There is therefore now no condemnation for those who are in Christ Jesus. For the law of the Spirit of life has set you free in Christ Jesus from the law of sin and death. For God has done what the law, weakened by the flesh, could not do. By sending his own Son in the likeness of sinful flesh and for sin, he condemned sin in the flesh, in order that the righteous requirement of the law might be fulfilled in us, who walk not according to the flesh but according to the Spirit. (Romans 7:21-8:4 ESV)

Without Christ, doesn’t putting sin to death place you on the same treadmill as your average Roman Catholic (not really given the soteriological security we see at Old Life from the ex-Protestant Roman Catholics)?

Faith in Christ doesn’t give us a clean slate to be holy now that past sins are forgiven.

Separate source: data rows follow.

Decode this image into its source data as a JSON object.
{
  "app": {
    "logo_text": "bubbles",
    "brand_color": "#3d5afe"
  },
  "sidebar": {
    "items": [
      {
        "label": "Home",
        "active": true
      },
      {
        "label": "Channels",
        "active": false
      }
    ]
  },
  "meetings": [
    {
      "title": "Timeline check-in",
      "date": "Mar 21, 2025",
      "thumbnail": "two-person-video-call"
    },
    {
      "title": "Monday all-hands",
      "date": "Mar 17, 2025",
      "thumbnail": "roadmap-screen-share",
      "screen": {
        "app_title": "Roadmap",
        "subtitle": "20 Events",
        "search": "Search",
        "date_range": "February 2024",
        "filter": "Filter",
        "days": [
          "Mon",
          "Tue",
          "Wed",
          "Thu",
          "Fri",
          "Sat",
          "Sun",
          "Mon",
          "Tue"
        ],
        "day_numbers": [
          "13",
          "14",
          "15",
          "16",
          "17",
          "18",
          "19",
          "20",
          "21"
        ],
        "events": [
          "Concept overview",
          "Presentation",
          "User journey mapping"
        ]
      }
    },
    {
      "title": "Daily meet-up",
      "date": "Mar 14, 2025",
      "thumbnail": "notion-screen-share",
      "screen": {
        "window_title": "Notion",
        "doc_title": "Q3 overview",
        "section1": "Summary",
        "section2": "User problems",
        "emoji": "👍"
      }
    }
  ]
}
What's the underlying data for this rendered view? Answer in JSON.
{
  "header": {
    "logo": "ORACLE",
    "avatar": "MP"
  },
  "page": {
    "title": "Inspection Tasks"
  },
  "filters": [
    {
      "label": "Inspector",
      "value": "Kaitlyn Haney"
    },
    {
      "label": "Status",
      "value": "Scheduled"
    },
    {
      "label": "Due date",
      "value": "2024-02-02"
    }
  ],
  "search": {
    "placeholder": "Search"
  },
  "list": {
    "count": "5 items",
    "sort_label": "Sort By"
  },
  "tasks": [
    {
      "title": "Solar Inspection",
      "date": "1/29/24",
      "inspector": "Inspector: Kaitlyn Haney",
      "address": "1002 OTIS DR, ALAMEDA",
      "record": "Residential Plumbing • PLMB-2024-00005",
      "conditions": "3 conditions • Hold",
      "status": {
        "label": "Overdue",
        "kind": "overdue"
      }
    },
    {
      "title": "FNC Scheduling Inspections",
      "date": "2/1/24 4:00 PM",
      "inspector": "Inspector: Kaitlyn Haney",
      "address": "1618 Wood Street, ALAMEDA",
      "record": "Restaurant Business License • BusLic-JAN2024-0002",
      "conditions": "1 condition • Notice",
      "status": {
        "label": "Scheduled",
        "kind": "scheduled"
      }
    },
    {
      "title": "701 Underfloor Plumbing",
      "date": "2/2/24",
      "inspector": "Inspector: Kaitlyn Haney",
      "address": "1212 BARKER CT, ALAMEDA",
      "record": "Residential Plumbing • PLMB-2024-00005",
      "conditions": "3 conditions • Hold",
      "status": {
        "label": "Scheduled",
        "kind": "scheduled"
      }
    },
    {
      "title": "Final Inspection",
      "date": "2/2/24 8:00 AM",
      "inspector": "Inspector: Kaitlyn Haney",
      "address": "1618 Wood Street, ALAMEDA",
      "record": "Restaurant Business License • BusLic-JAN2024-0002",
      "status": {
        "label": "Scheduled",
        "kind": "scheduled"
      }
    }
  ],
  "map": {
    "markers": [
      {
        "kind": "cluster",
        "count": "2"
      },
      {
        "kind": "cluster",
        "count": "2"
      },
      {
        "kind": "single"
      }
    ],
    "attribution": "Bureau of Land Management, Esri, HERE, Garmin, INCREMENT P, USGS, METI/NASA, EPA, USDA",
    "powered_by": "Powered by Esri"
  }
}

The active obedience of Christ is also imputed to us in faith. It lets us looking indwelling sin in the eye before turning to look in trust at Christ. Shouldn’t someone who identifies with Calvinism (even of a recent sort) know better?

Reformed Protestants Who Pick Nits

John Piper posted for the recent anniversary of John Calvin’s birthday about the origin of Calvinism. He went right to John Calvin and his conversion:

He was born in July 1509, in Noyon, France, and was educated at the best universities in law, theology, and classics. At the age of twenty-one, he was dramatically converted from tradition-centered medieval Catholicism to radical, biblical, evangelical faith in Christ and His Word.

Radical? At least it wasn’t earnest.

This is the sort of understanding of Reformed Protestantism that drives folks in Zurich nuts. At least a decade before John Calvin arrived in Geneva, Ulrich Zwingli was already reforming the churches of Zurich. Calvin was only twelve when Zwingli started on his way to Protestantism.

Nor should Martin Bucer be forgotten. He initiated reforms in the city of Strasbourg a year or so after Zwingli’s activities. Bucer also put his stamp indelibly on Calvin when in 1538 Geneva’s city authorities told Calvin to leave. Calvin ministered in Strasbourg for two years to a French speaking congregation and taught at Strasbourg’s academy, an institution that was a model for the Geneva Academy.

The point is that Reformed Protestants acknowledge the importance of Calvin but don’t put all their hero-worship eggs in one basket.

Piper to his credit quotes Benjamin Warfield who wrote:

The Calvinist is the [person] who sees God behind all phenomena, and in all that occurs recognizes the hand of God…

Is it too much to ask the New Calvinists to see the hand of God in the old Calvinism that emerged in places like Zurich and Strasbourg well before John Calvin was even a Protestant?